Types of biological memory:
4. Neurological (it is sometimes called mental or individual).
At present, neurological memory is divided into three stages:
1. Short-term memory (duration from several milliseconds to several minutes).
2. Intermediate (from a few seconds to several hours).
3. Long-term memory (years, decades and throughout life).
Neurological memory has a complex system organization and does not have strict localization in certain areas of the brain. According to modern ideas, traces of memory (engrams) are fixed in the brain in the form of changes in the state of the synaptic apparatus, as a result of which the preferential excitation of certain neural pathways arises.

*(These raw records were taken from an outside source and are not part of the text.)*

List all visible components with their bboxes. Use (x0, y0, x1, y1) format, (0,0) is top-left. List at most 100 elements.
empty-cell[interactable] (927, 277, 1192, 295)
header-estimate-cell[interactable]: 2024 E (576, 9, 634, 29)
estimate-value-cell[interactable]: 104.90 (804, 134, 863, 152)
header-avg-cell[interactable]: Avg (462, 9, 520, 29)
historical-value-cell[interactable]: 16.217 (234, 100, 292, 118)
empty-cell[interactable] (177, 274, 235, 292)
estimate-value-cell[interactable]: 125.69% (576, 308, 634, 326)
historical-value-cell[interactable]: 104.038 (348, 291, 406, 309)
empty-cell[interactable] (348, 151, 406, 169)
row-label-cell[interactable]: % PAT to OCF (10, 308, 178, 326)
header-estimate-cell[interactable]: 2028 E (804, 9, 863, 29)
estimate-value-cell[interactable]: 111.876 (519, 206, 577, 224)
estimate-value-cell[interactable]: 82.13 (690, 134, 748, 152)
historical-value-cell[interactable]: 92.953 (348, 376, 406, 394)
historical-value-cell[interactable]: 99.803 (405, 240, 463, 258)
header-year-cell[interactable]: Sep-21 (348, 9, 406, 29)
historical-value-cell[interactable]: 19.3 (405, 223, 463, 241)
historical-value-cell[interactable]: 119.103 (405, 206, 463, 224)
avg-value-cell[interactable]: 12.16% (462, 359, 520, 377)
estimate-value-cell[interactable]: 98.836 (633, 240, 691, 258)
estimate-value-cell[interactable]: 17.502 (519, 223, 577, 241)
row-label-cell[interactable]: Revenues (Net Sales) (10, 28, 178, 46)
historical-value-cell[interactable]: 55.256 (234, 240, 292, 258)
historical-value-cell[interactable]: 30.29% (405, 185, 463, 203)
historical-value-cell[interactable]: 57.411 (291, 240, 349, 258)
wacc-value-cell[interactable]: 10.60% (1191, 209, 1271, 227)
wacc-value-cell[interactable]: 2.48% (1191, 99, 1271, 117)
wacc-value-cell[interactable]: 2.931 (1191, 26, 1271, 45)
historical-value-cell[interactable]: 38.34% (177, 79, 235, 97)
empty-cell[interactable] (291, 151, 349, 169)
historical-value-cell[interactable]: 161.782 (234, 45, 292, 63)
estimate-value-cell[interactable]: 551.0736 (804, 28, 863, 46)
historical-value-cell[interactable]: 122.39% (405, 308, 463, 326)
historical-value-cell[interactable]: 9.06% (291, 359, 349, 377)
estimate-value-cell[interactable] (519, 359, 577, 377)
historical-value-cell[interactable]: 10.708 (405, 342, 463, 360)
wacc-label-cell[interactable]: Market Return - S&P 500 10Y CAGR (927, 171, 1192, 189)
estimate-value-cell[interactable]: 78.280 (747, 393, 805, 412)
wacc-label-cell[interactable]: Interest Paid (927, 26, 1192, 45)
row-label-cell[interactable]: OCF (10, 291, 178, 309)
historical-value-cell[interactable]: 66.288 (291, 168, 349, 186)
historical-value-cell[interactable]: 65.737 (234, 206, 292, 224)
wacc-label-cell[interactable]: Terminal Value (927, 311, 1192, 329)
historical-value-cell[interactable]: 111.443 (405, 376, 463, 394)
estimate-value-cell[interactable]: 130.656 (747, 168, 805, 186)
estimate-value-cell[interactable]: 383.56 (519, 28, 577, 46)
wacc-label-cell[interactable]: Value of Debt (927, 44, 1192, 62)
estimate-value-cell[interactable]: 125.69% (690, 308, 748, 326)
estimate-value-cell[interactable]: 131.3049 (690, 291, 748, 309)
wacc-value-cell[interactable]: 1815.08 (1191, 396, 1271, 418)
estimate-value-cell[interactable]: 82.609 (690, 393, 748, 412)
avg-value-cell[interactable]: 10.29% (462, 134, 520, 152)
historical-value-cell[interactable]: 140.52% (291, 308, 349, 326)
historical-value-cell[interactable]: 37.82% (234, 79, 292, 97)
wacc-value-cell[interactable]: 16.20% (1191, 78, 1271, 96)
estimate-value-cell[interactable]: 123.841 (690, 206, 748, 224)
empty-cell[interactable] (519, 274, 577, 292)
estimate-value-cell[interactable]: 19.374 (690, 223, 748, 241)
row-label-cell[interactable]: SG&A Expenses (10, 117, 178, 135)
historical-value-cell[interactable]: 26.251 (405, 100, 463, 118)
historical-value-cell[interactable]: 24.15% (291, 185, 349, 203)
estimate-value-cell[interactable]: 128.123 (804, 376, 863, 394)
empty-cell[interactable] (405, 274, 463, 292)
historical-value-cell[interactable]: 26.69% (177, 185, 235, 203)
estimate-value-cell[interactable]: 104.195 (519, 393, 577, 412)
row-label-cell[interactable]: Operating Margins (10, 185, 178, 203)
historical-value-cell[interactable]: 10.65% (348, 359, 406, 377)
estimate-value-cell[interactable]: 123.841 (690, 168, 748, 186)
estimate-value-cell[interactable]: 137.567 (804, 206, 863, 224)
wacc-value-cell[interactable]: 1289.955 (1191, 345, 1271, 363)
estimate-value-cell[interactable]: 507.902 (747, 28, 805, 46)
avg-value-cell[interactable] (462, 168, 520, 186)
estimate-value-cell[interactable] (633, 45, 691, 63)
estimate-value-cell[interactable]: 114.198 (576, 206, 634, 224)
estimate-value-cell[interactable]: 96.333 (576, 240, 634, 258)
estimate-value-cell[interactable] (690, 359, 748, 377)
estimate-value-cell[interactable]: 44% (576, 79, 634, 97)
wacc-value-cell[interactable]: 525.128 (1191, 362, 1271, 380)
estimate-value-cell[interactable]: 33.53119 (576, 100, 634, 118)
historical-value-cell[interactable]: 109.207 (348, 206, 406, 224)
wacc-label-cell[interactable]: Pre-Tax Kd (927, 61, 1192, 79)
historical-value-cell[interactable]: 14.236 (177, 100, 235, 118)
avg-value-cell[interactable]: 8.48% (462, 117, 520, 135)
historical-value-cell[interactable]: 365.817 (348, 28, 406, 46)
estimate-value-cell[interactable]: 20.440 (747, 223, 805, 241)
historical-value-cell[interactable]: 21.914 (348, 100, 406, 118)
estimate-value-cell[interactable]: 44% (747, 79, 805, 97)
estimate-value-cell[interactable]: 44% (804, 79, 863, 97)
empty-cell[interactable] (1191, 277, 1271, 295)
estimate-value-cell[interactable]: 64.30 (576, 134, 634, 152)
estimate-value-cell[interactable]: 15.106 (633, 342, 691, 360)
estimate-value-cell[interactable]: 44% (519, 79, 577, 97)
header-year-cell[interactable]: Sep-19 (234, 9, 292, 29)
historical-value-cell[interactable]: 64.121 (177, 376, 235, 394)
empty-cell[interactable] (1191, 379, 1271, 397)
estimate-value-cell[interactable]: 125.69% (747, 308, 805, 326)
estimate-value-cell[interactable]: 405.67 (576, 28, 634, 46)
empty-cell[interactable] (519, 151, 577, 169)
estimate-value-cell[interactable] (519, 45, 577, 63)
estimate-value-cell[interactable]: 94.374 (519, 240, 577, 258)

After the perception of information, in the process of its capture and fixation, a series of successively changing neurochemical processes occur in the brain. At the first stages, in the stage of short-term memory, there are changes in the “fast” synapse functions associated with the release and shift of the concentration of “classical” and peptide mediators. In the future, for a period of several seconds to several days, a wide range of neurochemical processes involving changes in the composition and structure of neurospecific proteins, in particular changes in the degree of their phosphorylation, and modification of the synthesis of RNA are involved.
For the formation of lifelong long-term memory, a constant synthesis of new biopolymers is necessary, which can be implemented in the case of stable rearrangements in the functioning of the genome sites. The latter can occur as a result of either structural changes in DNA, or the formation of stable cycles for the continuous synthesis of repressors or derepressors of transcripts. It is also possible that immunological mechanisms are involved in the formation of long-term memory, thanks to which antibody-like compounds are synthesized in the brain that can for a long time modify the activity of synapses in certain nerve pathways. In the mechanisms of memory formation, both “classical” mediators and a large number of neuropeptides that function as mediators and neuromodulators participate.